Merumuskan
Sosiologi Gender Minahasa
Oleh: Riane Elean
Perbedaan
konsep sosiologi gender memang masih sering menimbulkan debat sampai kini.
Paling tidak, berbagai teori feminis kontemporer yang pernah dirumuskan dapat
dikelompokkan dalam empat kategori cara pandang:
1. Perbedaan Gender
feminisme Kultural:
Memusatkan perhatian pada eksplorasi nilai-nilai yang dianut perempuan, yaitu
bagaimana mereka berbeda dari laki-laki. Penganut teori menentang argumen
esensialis tentang perbedaan gender yang tidak dapat diutak-atik, yang
mula-mula digunakan untuk melawan perempuan dalam diskursus patriarkal, bahwa
perempuan lebih rendah dari laki-laki. Penganut teori ini justru memuji aspek
positif hal yang dipandang sebagai karakter perempuan seperti kerja sama, belas
kasih, pasifime, dan tanpa kekerasan menyelesaikan konflik.
Peran
Institusional: teori ini mengemukakan bahwa perbedaan gender berasal dari
perbedaan peran yang dimainkan laki-laki dan perempuan dalam berbagai latar
institusional. Yang paling menentukan perbedaan ini diyakini sebagai pembagian
kerja secara seksual yang mengaitkan perempuan pada fungsi sebagai istri, ibu,
dan pekerja rumah tangga (pada wilayah privat dan keluarga), sehingga perempuan
memiliki perbedaan peristiwa dan pengalaman dengan laki-laki.
Analisis
Eksistensial dan Fenomenologis: memusatkan perhatian pada teori perempuan
sebagai "yang lain" dalam kebudayaan yang diciptakan laki-laki. Dunia
dianggap telah berkembang dari kebudayaan yang diciptakan laki-laki dengan
mengasumsikan bahwa laki-laki adalah subjek.
2. Ketimpangan
Gender
Feminisme Liberal:
perempuan dapat menklaim kesetaraan dengan laki-laki berdasarkan kemampuan
hakiki manusia untuk menjadi agen moral yang menggunakan akalnya, bahwa
ketimpangan gender adalah akibat dari pola pembagian kereja yang seksis dan
patriarkal, dan bahwa kesetaraan gender dapat dihasilkan dengan
mentransformasikan pembagian kerja melalui pemolaan ulang institusi-institusi
kunci: hukum, kerja, keluarga, pendidikan dan media
3. Penindasan
Gender
Feminisme
Psikoanalitis: melihat patriarki sebagai sistem yang sengaja diciptakan dan
dipertahankan oleh laki-laki dalam tindakannya sehari-hari untuk menundukkan
perempuan.
Feminisme Radikal:
menganggap bahwa peremuan memiliki nilai mutlak positif sebagai perempuan,
keyakinan yang berlawanan dengan apa yang mereka klaim sebagai perendahan
secara universal terhadap perempuan. Bahwa perempuan di mana pun berada
senantiasa tertindas secara kejam oleh sistem patriarki.
4. Penindasan
Struktural
Feminisme Sosialis:
analisis utama mereka bukanlah ketimpangan sosial, melainkan jalinan erat dari
begitu banyak ketimpangan sosial. Mereka mengembangkan potret organisasi sosial
tempat di mana struktur publik ekonomi, politik, dan ideologi berinteraksi
dengan proses privat reproduksi, domestisitas, seksualitas, dan subjektivitas
manusia untuk melestarikan beragam sistem dominasi.
Teori
interseksionalitas: teori ini diawali dari pemahaman bahwa perempuan mengalami
pendindasan dalam berbagai konfigurasi dan dalam berbagai tingkat intensitas.

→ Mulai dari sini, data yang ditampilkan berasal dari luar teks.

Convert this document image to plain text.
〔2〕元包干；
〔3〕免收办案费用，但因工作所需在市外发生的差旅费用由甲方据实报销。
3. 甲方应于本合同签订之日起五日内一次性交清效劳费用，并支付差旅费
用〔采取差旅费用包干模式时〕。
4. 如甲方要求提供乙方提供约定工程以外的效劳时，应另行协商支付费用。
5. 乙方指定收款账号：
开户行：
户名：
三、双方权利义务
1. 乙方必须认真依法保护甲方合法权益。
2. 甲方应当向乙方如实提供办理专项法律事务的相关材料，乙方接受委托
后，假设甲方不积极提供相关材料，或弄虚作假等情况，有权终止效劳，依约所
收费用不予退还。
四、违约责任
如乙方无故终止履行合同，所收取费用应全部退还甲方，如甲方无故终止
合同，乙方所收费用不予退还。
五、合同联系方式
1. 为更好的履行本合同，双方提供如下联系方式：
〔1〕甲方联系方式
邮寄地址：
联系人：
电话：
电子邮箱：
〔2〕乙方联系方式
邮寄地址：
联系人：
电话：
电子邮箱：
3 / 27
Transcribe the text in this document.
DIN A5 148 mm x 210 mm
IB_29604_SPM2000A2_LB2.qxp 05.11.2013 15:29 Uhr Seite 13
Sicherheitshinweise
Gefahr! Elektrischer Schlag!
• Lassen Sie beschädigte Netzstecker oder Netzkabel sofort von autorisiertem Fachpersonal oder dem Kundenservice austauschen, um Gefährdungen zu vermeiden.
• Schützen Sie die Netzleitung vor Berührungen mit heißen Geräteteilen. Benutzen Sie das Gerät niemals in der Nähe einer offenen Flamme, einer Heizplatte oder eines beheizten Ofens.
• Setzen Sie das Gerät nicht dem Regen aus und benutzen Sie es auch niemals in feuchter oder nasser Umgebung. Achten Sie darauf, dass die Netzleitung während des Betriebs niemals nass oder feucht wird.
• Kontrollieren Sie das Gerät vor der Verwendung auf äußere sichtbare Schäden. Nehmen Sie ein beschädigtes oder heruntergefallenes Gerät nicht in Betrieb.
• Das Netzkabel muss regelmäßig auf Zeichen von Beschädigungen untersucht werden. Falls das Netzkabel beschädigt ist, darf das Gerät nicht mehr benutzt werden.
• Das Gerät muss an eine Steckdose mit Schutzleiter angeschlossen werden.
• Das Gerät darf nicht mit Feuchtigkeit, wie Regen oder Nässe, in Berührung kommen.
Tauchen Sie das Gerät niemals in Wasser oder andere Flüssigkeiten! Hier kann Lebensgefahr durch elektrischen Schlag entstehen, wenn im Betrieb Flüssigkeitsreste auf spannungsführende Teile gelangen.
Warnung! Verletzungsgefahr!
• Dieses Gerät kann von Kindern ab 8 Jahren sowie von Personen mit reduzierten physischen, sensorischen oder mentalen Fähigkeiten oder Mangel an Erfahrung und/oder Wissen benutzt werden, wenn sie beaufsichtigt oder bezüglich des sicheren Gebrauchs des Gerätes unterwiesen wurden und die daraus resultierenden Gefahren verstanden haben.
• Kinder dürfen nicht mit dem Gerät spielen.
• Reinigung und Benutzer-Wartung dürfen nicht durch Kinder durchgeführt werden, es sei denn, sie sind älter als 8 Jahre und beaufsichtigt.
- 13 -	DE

Kendati semua perempuan secara potensial mengalami penindasan berdasarkan
gender, perempuan pun secara berbeda-beda tertindas oleh beragam interseksi
tatanan ketimpangan sosial (vektor penindasan dan hak istimewa), yang tidak
hanya termasuk gender namun juga kelas, ras, lokasi tertentu di belahan bumi,
preferensi seksual dan usia.
Yang
jadi pertanyaan sekarang adalah pengetahuan atau definisi siapa yang benar dan
harus diaplikasi? Barangkali solusi untuk ini adalah mencari, merumuskan dan
menyajikan sintesis gagasan atau mencari teori integratif dari beragam teori
feminis yang ada.
Berdasarkan
kategorisasi di atas dapat disimpulkan beberapa hal terkait sosiologi
pengetahuan perempuan:
1. ia selalu
diciptakan dari sudut pandang aktor yang ada di dalam kelompok yang memiliki
kedudukan berbeda di dalam struktur sosial;
2. ia selalu parsial
dan sarat kepentingan, tidak pernah menyeluruh dan objektif
3. ia dihasilkan di
dalam dan di berbagai kelompok, dan pada batas-batas tertentu, antar aktor di
dalam kelompok
4. ia selalu
dipengaruhi oleh relasi kekuasaan: apakah dirumuskan dari sudut pandang yang
mendominasi maupun subordinasi.
Dengan
demikian, untuk merumuskan sosiologi dari sudut pandang perempuan, laki-laki atau gender- gender lainnya maka langkah
pertama yang wajib dituntaskan adalah membahas apa yang dimaksud dengan
"sudut pandang" perempuan, laki-laki atau gender lainnya itu sendiri. Karena sudut pandang adalah
produk kolektivitas sosial yan memiliki sejarah memadai dan kesamaan situasi
sehingga mampu membentuk suatu pengetahuan bersama tentang relasi sosial.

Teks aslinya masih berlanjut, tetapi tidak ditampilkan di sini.